Objective: We sought to assess the effect of long-term exposure to ambient air pollution on the prevalence of self-reported health outcomes in Australian women.
Design: Cross-sectional study.
Setting and participants: The geocoded residential addresses of 26,991 women across 3 age cohorts in the Australian Longitudinal Study on Women's Health between 2006 and 2011 were linked to nitrogen dioxide (NO2) exposure estimates from a land-use regression model. Annual average NO2 concentrations and residential proximity to roads were used as proxies of exposure to ambient air pollution.
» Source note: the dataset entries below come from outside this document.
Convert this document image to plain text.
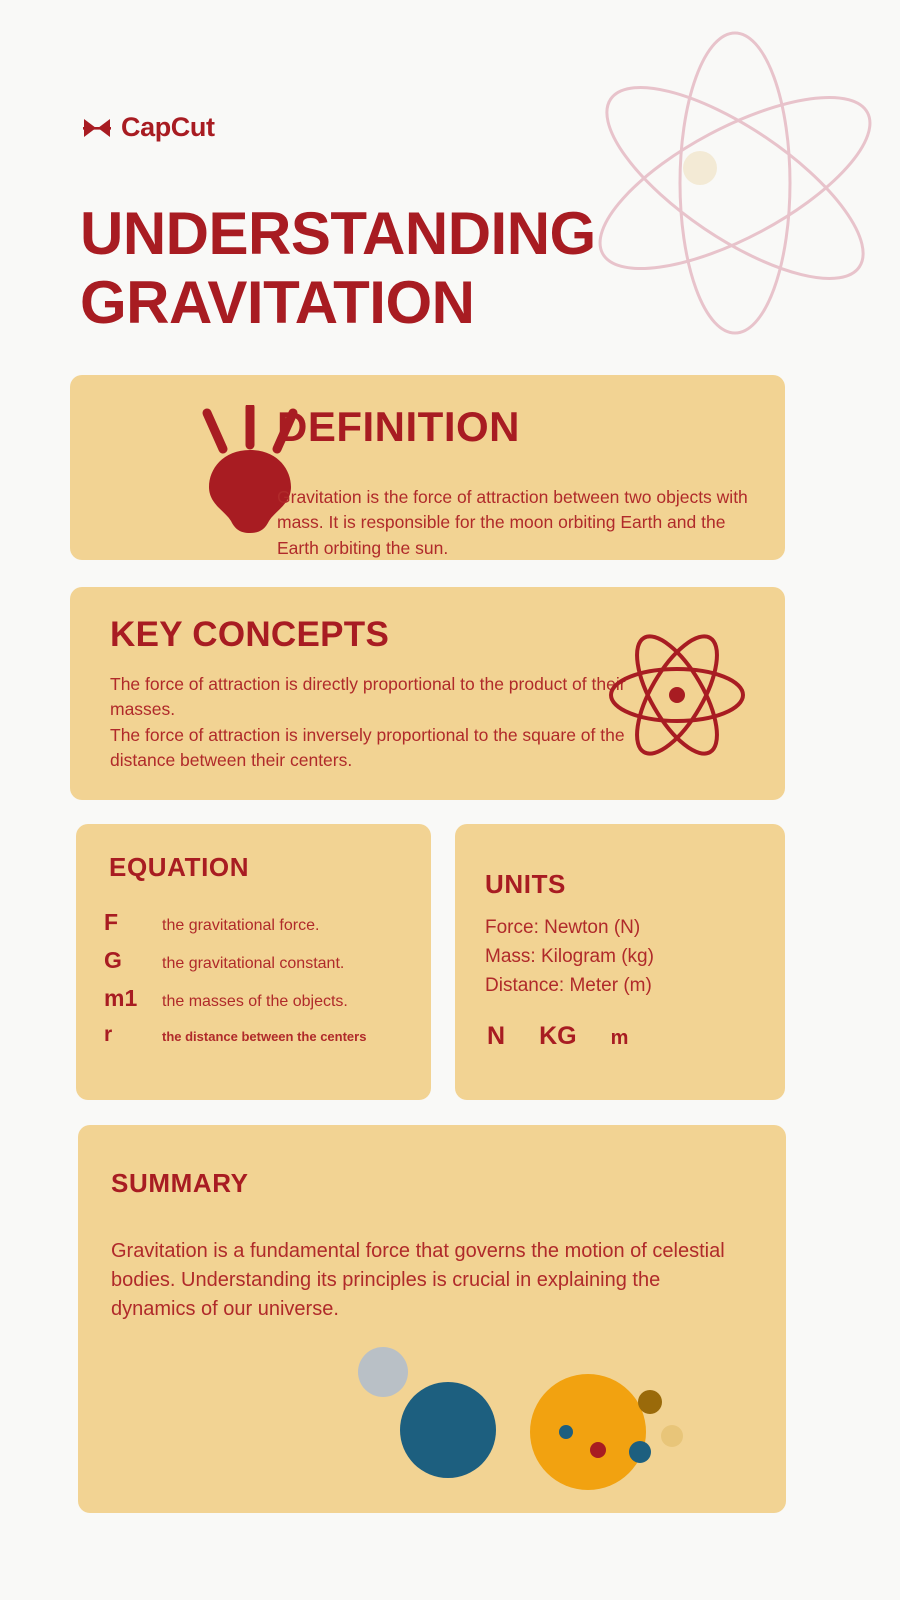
CapCut
UNDERSTANDING
GRAVITATION
DEFINITION

Gravitation is the force of attraction between two objects with mass. It is responsible for the moon orbiting Earth and the Earth orbiting the sun.

KEY CONCEPTS
The force of attraction is directly proportional to the product of their masses.
The force of attraction is inversely proportional to the square of the distance between their centers.
EQUATION
F	the gravitational force.
G	the gravitational constant.
m1	the masses of the objects.
r	the distance between the centers
UNITS
Force: Newton (N)
Mass: Kilogram (kg)
Distance: Meter (m)
N KG m
SUMMARY

Gravitation is a fundamental force that governs the motion of celestial bodies. Understanding its principles is crucial in explaining the dynamics of our universe.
Outcome measures: Self-reported disease presence for diabetes mellitus, heart disease, hypertension, stroke, asthma, chronic obstructive pulmonary disease and self-reported symptoms of allergies, breathing difficulties, chest pain and palpitations.
Methods: Disease prevalence was modelled by population-averaged Poisson regression models estimated by generalised estimating equations. Associations between symptoms and ambient air pollution were modelled by multilevel mixed logistic regression. Spatial clustering was accounted for at the postcode level.
Results: No associations were observed between any of the outcome and exposure variables considered at the 1% significance level after adjusting for known risk factors and confounders.
Conclusions: Long-term exposure to ambient air pollution was not associated with self-reported disease prevalence in Australian women. The observed results may have been due to exposure and outcome misclassification, lack of power to detect weak associations or an actual absence of associations with self-reported outcomes at the relatively low annual average air pollution exposure levels across Australia.
Keywords: EPIDEMIOLOGY; OCCUPATIONAL & INDUSTRIAL MEDICINE; PUBLIC HEALTH.